Whether you call this 'doubling gm' or 'avoiding halving gm' is a matter of semantics.

 

[Bonsai]

If you use resistive loading, a large portion of the LTP current is shunted away from the TIS input. As DF96 says, this halves the gm. The slew rate for mirror loaded LTPs is double that is resistor loaded types as a result as well.

 

[Dan Moos]

Ok, I spent a bunch of time with SPICE and I think I have it, but I would like a double check.

Take a LTP with 2mA of tail current and a mirror for a load. With no signal present, the input side of the mirror ensures that the other side has the same current and 1mA flows through both sides.

Now take positive swing at the input (I had the other sides base grounded for my simulations). Being a PNP transistor, the positive swing causes less current to flow in that side and that much more to flow in the other side. The current on the unused side of the LTP goes up and the mirror programs the other side to be able to sink that much more current.

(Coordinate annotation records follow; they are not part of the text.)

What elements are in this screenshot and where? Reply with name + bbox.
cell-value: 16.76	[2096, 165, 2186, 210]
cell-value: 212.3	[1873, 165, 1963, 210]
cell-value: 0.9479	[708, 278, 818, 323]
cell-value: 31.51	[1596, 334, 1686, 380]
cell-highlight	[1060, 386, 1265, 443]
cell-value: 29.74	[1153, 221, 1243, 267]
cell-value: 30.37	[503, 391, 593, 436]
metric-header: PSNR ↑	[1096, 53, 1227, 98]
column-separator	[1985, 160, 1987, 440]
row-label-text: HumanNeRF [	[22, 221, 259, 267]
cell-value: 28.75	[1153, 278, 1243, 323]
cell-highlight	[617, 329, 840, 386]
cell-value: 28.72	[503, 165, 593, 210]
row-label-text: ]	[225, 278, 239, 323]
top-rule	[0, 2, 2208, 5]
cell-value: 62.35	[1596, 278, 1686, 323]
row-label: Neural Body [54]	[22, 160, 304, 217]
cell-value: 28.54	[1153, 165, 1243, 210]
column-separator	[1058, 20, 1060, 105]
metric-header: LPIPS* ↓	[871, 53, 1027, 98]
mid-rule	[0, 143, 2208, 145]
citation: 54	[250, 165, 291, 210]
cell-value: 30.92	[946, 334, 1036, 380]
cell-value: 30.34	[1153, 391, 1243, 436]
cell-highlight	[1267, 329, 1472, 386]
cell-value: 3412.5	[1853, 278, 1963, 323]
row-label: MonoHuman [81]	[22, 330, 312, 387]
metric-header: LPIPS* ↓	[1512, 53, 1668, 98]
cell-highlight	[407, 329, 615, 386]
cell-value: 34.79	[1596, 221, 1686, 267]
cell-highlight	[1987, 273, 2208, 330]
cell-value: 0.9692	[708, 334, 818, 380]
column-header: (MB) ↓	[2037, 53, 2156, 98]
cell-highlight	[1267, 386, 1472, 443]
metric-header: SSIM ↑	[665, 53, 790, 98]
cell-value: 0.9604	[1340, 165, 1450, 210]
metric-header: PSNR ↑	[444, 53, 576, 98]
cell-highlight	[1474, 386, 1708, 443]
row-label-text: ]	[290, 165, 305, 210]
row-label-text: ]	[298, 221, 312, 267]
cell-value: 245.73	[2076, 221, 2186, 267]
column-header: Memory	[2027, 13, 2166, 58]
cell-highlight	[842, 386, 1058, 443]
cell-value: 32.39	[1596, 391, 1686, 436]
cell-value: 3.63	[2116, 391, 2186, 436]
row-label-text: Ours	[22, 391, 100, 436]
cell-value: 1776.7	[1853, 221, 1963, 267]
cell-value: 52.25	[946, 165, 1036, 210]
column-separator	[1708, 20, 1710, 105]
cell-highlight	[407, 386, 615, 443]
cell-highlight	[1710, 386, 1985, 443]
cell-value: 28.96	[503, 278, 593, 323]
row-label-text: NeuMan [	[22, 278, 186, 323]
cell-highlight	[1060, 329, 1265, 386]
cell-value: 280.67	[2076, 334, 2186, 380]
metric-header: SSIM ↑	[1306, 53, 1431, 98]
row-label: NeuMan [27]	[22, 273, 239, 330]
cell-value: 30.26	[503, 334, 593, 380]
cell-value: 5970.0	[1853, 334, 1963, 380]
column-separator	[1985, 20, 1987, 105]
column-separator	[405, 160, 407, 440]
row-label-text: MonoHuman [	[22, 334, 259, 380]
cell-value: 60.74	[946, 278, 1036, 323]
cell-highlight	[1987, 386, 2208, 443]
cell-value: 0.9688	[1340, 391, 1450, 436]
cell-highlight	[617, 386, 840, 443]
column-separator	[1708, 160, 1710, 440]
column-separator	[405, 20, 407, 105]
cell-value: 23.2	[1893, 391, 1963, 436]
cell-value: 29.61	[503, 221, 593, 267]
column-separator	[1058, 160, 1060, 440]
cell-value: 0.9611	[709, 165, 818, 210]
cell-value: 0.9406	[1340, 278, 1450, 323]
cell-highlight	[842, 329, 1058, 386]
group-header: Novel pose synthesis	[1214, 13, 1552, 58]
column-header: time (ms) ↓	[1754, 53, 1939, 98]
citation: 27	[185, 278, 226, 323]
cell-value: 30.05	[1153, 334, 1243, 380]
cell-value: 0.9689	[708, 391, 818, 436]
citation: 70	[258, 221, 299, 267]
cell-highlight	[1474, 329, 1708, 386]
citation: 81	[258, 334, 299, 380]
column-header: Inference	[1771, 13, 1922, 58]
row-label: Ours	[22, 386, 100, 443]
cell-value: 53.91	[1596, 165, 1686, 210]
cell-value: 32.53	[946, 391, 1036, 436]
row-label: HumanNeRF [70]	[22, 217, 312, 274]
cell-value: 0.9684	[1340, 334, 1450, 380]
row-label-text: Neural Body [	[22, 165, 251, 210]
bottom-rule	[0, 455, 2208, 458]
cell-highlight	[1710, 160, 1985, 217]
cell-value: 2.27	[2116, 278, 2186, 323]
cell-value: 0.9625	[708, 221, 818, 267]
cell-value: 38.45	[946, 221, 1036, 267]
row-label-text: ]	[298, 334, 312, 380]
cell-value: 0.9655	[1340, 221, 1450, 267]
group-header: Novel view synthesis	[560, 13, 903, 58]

Then on a negative input swing, the side receiving the signal draws more current, the opposite side draws that much less, and by way of the mirror, the side being used sinks that much less and instead the extra is used to drive the VAS.

Am I getting it?

As an aside, when I remove the feed back loop, the current from the IPS is a perfect sine wave, but the voltage is horribly distorted. Is this caused by the change of the VAS transistor's re' with current swing, and thus the fact that the load for the IPS is constantly changing? I guess I knew that would be the case but underestimated the sevarity. It is pretty amazing that NFB cleans that up so much!

I plan to start playing with different VAS topologies next, but want to fully understand this current mirror stuff first.